Wood grain refers to the wood cells and fibers and how they are arranged in a particular type of wood. On this basis, they can result in various patterns and shapes on the wood you intend to use for your desktop. This can lend some color, shade, and texture to the wood.

The grain of the wood also tends to impact the strength and quality of the wood and how you align and cut the wood.

The grain you opt for should depend on the kind of look that you intend to achieve.


Your wood should be of good quality to ensure that it can provide durability and longevity to your desktop. Some aspects you should look for here include the wood’s hardness and weather resistance levels to ensure that it can survive both manmade and natural alterations.
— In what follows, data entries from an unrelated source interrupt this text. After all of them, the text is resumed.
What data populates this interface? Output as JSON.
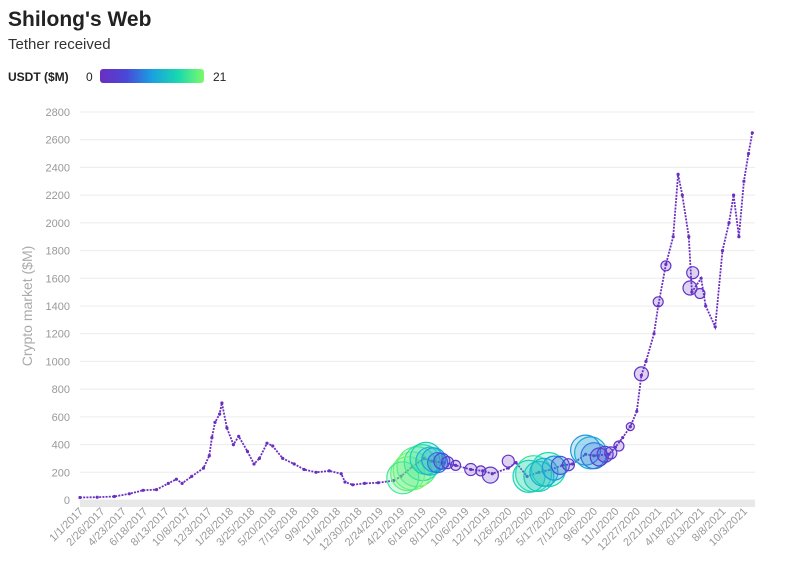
{
  "title": "Shilong's Web",
  "subtitle": "Tether received",
  "legend": {
    "label": "USDT ($M)",
    "min": "0",
    "max": "21",
    "color_stops": [
      "#6a2fc0",
      "#4a47d8",
      "#1aa0e0",
      "#19d8b0",
      "#7df96a"
    ]
  },
  "chart_data": {
    "type": "scatter",
    "ylabel": "Crypto market ($M)",
    "ylim": [
      0,
      2800
    ],
    "y_ticks": [
      0,
      200,
      400,
      600,
      800,
      1000,
      1200,
      1400,
      1600,
      1800,
      2000,
      2200,
      2400,
      2600,
      2800
    ],
    "x_range": [
      "2017-01-01",
      "2021-11-01"
    ],
    "x_tick_labels": [
      "1/1/2017",
      "2/26/2017",
      "4/23/2017",
      "6/18/2017",
      "8/13/2017",
      "10/8/2017",
      "12/3/2017",
      "1/28/2018",
      "3/25/2018",
      "5/20/2018",
      "7/15/2018",
      "9/9/2018",
      "11/4/2018",
      "12/30/2018",
      "2/24/2019",
      "4/21/2019",
      "6/16/2019",
      "8/11/2019",
      "10/6/2019",
      "12/1/2019",
      "1/26/2020",
      "3/22/2020",
      "5/17/2020",
      "7/12/2020",
      "9/6/2020",
      "11/1/2020",
      "12/27/2020",
      "2/21/2021",
      "4/18/2021",
      "6/13/2021",
      "8/8/2021",
      "10/3/2021"
    ],
    "grid": true,
    "color_scale": {
      "min": 0,
      "max": 21
    },
    "market_series": [
      [
        "2017-01-01",
        18
      ],
      [
        "2017-02-15",
        20
      ],
      [
        "2017-04-01",
        25
      ],
      [
        "2017-05-10",
        45
      ],
      [
        "2017-06-15",
        70
      ],
      [
        "2017-07-20",
        75
      ],
      [
        "2017-08-20",
        120
      ],
      [
        "2017-09-10",
        150
      ],
      [
        "2017-09-25",
        120
      ],
      [
        "2017-10-20",
        170
      ],
      [
        "2017-11-20",
        230
      ],
      [
        "2017-12-05",
        320
      ],
      [
        "2017-12-12",
        450
      ],
      [
        "2017-12-20",
        560
      ],
      [
        "2018-01-01",
        620
      ],
      [
        "2018-01-07",
        700
      ],
      [
        "2018-01-20",
        520
      ],
      [
        "2018-02-06",
        400
      ],
      [
        "2018-02-20",
        460
      ],
      [
        "2018-03-15",
        350
      ],
      [
        "2018-04-01",
        260
      ],
      [
        "2018-04-15",
        300
      ],
      [
        "2018-05-05",
        410
      ],
      [
        "2018-05-20",
        390
      ],
      [
        "2018-06-15",
        300
      ],
      [
        "2018-07-15",
        260
      ],
      [
        "2018-08-10",
        220
      ],
      [
        "2018-09-10",
        200
      ],
      [
        "2018-10-15",
        210
      ],
      [
        "2018-11-15",
        190
      ],
      [
        "2018-11-25",
        130
      ],
      [
        "2018-12-15",
        110
      ],
      [
        "2019-01-15",
        120
      ],
      [
        "2019-02-20",
        125
      ],
      [
        "2019-04-01",
        140
      ],
      [
        "2019-04-20",
        170
      ],
      [
        "2019-05-20",
        240
      ],
      [
        "2019-06-20",
        300
      ],
      [
        "2019-07-10",
        280
      ],
      [
        "2019-08-10",
        270
      ],
      [
        "2019-09-10",
        250
      ],
      [
        "2019-10-20",
        220
      ],
      [
        "2019-11-20",
        210
      ],
      [
        "2019-12-15",
        190
      ],
      [
        "2020-01-26",
        230
      ],
      [
        "2020-02-15",
        270
      ],
      [
        "2020-03-15",
        170
      ],
      [
        "2020-04-15",
        200
      ],
      [
        "2020-05-17",
        220
      ],
      [
        "2020-06-15",
        250
      ],
      [
        "2020-07-12",
        260
      ],
      [
        "2020-08-15",
        330
      ],
      [
        "2020-09-06",
        320
      ],
      [
        "2020-10-15",
        330
      ],
      [
        "2020-11-01",
        380
      ],
      [
        "2020-11-20",
        450
      ],
      [
        "2020-12-10",
        530
      ],
      [
        "2020-12-27",
        640
      ],
      [
        "2021-01-08",
        900
      ],
      [
        "2021-01-20",
        1000
      ],
      [
        "2021-02-10",
        1200
      ],
      [
        "2021-02-21",
        1400
      ],
      [
        "2021-03-13",
        1700
      ],
      [
        "2021-04-01",
        1900
      ],
      [
        "2021-04-14",
        2350
      ],
      [
        "2021-04-25",
        2200
      ],
      [
        "2021-05-12",
        1900
      ],
      [
        "2021-05-20",
        1500
      ],
      [
        "2021-06-13",
        1600
      ],
      [
        "2021-06-25",
        1400
      ],
      [
        "2021-07-20",
        1250
      ],
      [
        "2021-08-08",
        1800
      ],
      [
        "2021-08-25",
        2000
      ],
      [
        "2021-09-06",
        2200
      ],
      [
        "2021-09-20",
        1900
      ],
      [
        "2021-10-03",
        2300
      ],
      [
        "2021-10-15",
        2500
      ],
      [
        "2021-10-25",
        2650
      ]
    ],
    "bubbles": [
      [
        "2019-04-25",
        160,
        18,
        16
      ],
      [
        "2019-05-08",
        190,
        20,
        17
      ],
      [
        "2019-05-20",
        210,
        21,
        19
      ],
      [
        "2019-06-01",
        240,
        19,
        20
      ],
      [
        "2019-06-15",
        270,
        17,
        18
      ],
      [
        "2019-06-25",
        300,
        15,
        16
      ],
      [
        "2019-07-05",
        280,
        13,
        14
      ],
      [
        "2019-07-15",
        290,
        11,
        12
      ],
      [
        "2019-07-25",
        270,
        8,
        10
      ],
      [
        "2019-08-05",
        280,
        5,
        8
      ],
      [
        "2019-08-20",
        270,
        3,
        6
      ],
      [
        "2019-09-10",
        250,
        2,
        5
      ],
      [
        "2019-10-20",
        220,
        1,
        6
      ],
      [
        "2019-11-15",
        210,
        1,
        5
      ],
      [
        "2019-12-10",
        180,
        2,
        8
      ],
      [
        "2020-01-26",
        280,
        1,
        6
      ],
      [
        "2020-03-20",
        170,
        15,
        16
      ],
      [
        "2020-04-01",
        190,
        17,
        18
      ],
      [
        "2020-04-15",
        170,
        14,
        15
      ],
      [
        "2020-04-28",
        200,
        12,
        14
      ],
      [
        "2020-05-10",
        220,
        16,
        17
      ],
      [
        "2020-05-25",
        230,
        10,
        12
      ],
      [
        "2020-06-10",
        250,
        6,
        9
      ],
      [
        "2020-07-01",
        255,
        3,
        6
      ],
      [
        "2020-08-15",
        360,
        10,
        15
      ],
      [
        "2020-08-28",
        340,
        12,
        16
      ],
      [
        "2020-09-06",
        320,
        8,
        13
      ],
      [
        "2020-09-20",
        310,
        4,
        9
      ],
      [
        "2020-10-05",
        330,
        3,
        8
      ],
      [
        "2020-10-20",
        340,
        2,
        6
      ],
      [
        "2020-11-10",
        390,
        1,
        5
      ],
      [
        "2020-12-10",
        530,
        1,
        4
      ],
      [
        "2021-01-08",
        910,
        1,
        7
      ],
      [
        "2021-02-21",
        1430,
        1,
        5
      ],
      [
        "2021-03-13",
        1690,
        1,
        5
      ],
      [
        "2021-05-15",
        1530,
        1,
        7
      ],
      [
        "2021-05-22",
        1640,
        1,
        6
      ],
      [
        "2021-06-10",
        1490,
        1,
        5
      ]
    ]
  }
}
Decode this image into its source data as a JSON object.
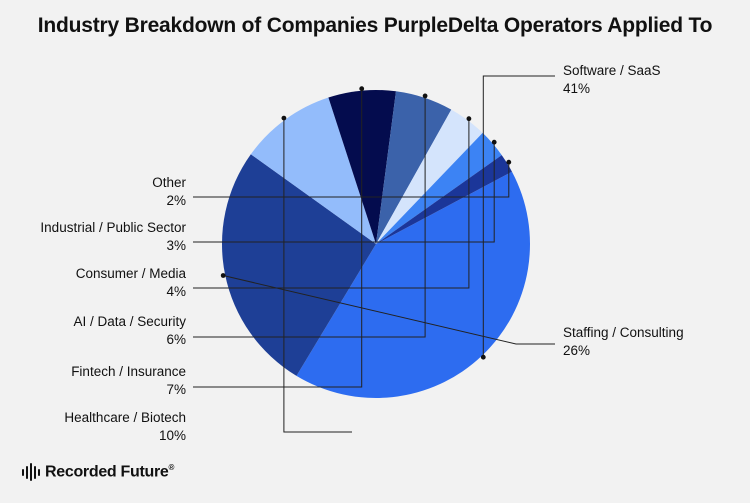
{
  "title": "Industry Breakdown of Companies PurpleDelta Operators Applied To",
  "logo": {
    "text": "Recorded Future",
    "mark": "®"
  },
  "chart_data": {
    "type": "pie",
    "title": "Industry Breakdown of Companies PurpleDelta Operators Applied To",
    "unit": "%",
    "slices": [
      {
        "name": "Software / SaaS",
        "value": 41,
        "label": "41%",
        "color": "#2d6cf0"
      },
      {
        "name": "Staffing / Consulting",
        "value": 26,
        "label": "26%",
        "color": "#1e3f96"
      },
      {
        "name": "Healthcare / Biotech",
        "value": 10,
        "label": "10%",
        "color": "#93bcfb"
      },
      {
        "name": "Fintech / Insurance",
        "value": 7,
        "label": "7%",
        "color": "#040c4e"
      },
      {
        "name": "AI / Data / Security",
        "value": 6,
        "label": "6%",
        "color": "#3b62aa"
      },
      {
        "name": "Consumer / Media",
        "value": 4,
        "label": "4%",
        "color": "#d4e4fc"
      },
      {
        "name": "Industrial / Public Sector",
        "value": 3,
        "label": "3%",
        "color": "#3c83f4"
      },
      {
        "name": "Other",
        "value": 2,
        "label": "2%",
        "color": "#1b3699"
      }
    ]
  }
}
The wood should withstand and resist decay and degradation, even though a bit of expansion and contraction is natural here.

You will also need to take some steps of your own to maintain the wood’s durability, such as controlling the temperature and humidity, avoiding breakage, minimizing spills, and more.

Types Of Wood For Desks


  • Wood pieces with the right measurements
  • Wood putty or filler
  • Epoxy resin for wood
  • Screws
  • Nails
  • Wood glue
  • Stain/finish
  • Paint or varnish


  • Drill
  • Clamps/fasteners
  • Table saw
  • Jointer
  • Sandpaper/sander
  • Router
  • Circular saw
  • Brackets
  • Planer

The Bottom Line

Light and sturdy options can suit your desktop quite well since they can deliver comfort, color, and strength. Selecting wood for desktops as opposed to wood for bed frames differs greatly in terms of softwoods vs hardwoods.

Key Takeaways:

  • Choose from a Variety of Woods for Your Desktop: Consider different types of woods like mahogany, pine, cherry, and walnut for your desktop projects. Each wood type has unique properties in color, grain, and durability, allowing you to find the perfect match for your design vision and functional needs.
  • Consider Key Factors in Wood Selection: When choosing the right wood for your desktop, balance factors such as cost, weight, durability, and appearance. This careful consideration will help ensure that your choice not only looks good but also meets the practical demands of your project.
  • Follow Helpful DIY Tips for Desktop Building: Utilize the provided DIY tips to successfully build your wood desktop. From selecting and preparing the right materials to cutting, assembling, and finishing, these guidelines will assist you in creating a desktop that is both functional and aesthetically pleasing.

Ultimately, the wood you choose should reflect your own needs while also being suitable to match the weight and frequency of usage.